Sedang Bupati Situbondo, Yusuf Rio Wahyu Prayogo menyatakan bahwa Jangkar menjadi prioritas utama dalam konteks transportasi dan logistik.
"Ada rute ke lembar, Kepulauan di Sumenep, kalau IKN Jadi, ada yang dari Jangkar ke Kalimantan. Kalau aksesnya ada, Situbondo akan luar biasa," kata Bupati Situbondo.
Bupati Rio, panggilan akrabnya, menyebut pelabuhan Jangkar sangat strategis secara geografis di wilayah tapal kuda bagian timur.
"Mengurangi kepadatan pelabuhan banyuwangi membutuhkan pelabuhan Jangkar, logistik semen atau kebutuhan material di Jember atau perdagangan lainnya selama ini membutuhkan pelabuhan Janggkar, Bondowoso tidak memiliki pelabuhan karen tidak memiliki laut, maka potensi yang ada ke kabupaten Situbondo," jelas Bupati.
Bupati Rio mengingat jajarannya untuk memperhatikan dampak sosial yang ditimbulkan dari kemauan pelabuhan Jangkar.
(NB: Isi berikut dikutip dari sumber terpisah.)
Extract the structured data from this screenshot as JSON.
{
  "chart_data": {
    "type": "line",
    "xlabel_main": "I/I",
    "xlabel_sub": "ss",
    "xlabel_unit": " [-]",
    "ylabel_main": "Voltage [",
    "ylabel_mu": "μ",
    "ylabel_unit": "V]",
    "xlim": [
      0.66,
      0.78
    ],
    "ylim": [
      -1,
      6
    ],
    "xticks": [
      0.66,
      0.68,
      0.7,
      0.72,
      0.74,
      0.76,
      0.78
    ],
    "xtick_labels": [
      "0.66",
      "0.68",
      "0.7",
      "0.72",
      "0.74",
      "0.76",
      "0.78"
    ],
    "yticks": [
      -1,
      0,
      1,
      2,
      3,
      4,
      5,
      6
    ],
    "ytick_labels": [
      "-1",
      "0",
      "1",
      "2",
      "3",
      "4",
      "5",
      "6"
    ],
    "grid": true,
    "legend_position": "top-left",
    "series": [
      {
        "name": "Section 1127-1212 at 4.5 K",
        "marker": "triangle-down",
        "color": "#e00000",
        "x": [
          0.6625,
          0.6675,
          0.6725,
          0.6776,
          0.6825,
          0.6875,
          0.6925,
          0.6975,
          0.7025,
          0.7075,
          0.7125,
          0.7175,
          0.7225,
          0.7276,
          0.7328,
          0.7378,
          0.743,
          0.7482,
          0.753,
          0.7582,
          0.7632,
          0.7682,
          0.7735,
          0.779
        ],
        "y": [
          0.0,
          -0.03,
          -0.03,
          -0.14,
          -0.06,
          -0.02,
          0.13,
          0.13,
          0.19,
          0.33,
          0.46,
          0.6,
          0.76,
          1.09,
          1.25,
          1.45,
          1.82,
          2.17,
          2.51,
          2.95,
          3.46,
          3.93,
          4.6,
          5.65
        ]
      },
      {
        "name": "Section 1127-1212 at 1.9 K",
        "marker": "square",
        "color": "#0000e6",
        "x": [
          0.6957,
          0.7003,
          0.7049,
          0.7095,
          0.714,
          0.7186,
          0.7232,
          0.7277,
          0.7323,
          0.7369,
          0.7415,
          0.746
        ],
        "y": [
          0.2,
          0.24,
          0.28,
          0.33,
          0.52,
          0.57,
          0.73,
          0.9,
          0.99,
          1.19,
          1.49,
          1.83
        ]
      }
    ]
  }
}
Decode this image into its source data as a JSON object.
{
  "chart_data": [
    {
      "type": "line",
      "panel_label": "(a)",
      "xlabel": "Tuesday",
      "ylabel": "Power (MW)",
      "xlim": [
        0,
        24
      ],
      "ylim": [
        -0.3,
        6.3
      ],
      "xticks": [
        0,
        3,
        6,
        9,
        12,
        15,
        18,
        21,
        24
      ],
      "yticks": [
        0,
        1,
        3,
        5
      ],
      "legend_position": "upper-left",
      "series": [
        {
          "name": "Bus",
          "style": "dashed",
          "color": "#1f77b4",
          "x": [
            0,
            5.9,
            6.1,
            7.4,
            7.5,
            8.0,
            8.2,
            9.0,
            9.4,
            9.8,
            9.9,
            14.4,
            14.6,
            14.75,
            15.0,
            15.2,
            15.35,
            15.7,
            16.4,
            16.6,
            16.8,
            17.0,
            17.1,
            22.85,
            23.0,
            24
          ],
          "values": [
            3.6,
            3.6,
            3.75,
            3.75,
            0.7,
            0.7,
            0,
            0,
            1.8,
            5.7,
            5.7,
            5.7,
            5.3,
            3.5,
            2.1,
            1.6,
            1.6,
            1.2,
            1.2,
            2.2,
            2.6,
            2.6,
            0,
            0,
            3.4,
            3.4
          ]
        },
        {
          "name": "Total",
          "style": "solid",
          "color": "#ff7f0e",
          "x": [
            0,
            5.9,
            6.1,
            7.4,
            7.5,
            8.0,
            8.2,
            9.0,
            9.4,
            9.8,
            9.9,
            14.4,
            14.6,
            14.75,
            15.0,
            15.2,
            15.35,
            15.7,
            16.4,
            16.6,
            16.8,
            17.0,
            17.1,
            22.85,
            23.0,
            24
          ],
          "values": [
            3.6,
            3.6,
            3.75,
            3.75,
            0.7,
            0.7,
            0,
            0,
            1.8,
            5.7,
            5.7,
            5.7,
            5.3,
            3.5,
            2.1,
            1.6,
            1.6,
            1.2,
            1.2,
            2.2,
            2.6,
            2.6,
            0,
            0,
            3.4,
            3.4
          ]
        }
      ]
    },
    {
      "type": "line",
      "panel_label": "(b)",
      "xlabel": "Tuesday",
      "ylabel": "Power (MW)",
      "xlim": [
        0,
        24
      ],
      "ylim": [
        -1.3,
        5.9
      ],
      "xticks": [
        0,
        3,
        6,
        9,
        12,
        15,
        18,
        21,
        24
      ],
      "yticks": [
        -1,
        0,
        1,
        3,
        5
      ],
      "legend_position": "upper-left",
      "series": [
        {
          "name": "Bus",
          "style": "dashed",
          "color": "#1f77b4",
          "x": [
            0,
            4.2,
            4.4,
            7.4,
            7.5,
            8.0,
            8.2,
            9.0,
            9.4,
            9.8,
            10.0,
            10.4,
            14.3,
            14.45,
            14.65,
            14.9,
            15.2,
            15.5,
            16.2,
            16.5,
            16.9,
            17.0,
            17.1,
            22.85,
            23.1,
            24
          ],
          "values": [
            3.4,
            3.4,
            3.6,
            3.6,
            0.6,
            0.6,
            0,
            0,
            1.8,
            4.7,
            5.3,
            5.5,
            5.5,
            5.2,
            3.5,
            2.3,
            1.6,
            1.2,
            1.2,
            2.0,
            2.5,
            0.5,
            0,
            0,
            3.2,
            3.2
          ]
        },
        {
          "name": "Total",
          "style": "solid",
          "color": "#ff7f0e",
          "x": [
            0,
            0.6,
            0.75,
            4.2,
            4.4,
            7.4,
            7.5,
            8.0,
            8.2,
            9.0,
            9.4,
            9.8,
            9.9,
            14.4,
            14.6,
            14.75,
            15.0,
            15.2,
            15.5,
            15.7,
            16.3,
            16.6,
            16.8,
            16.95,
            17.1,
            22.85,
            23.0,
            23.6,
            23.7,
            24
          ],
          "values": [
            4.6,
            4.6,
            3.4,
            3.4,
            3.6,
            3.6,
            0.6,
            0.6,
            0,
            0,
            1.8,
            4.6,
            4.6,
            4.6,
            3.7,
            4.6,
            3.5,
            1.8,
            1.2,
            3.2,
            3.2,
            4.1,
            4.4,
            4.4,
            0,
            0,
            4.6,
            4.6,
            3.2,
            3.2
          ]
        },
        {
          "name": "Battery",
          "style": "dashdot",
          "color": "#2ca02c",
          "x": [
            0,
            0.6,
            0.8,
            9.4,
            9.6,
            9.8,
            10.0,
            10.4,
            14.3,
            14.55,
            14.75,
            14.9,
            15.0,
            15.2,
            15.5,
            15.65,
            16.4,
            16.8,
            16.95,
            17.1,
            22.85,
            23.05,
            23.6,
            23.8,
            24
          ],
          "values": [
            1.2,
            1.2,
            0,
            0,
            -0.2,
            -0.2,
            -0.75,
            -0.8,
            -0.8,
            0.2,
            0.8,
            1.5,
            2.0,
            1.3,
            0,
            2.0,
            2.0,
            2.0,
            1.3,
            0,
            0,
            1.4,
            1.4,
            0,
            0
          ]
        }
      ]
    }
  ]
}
Kemudian Bupati Rio mengucapkan terimakasih kepada Gubernur Jatim telah memberikan bantuan untuk pelebaran jalan menuju Pelabuhan Jangkar dan program mudik balik gartis di Pelabuhan Jangkar.
Sementara itu seorang pemudik dari Kepulauan Raas, Budiyanto merasa senang dan bersyukur mendapat tiket mudik gratis dari Gubernur Khofifah Indar Parawansah.
"Alhamdulillah, mendapat tiket gratis dari Gubernur ibu Khofifah, benar-benar membantu masyarakat," kata Budiyanto.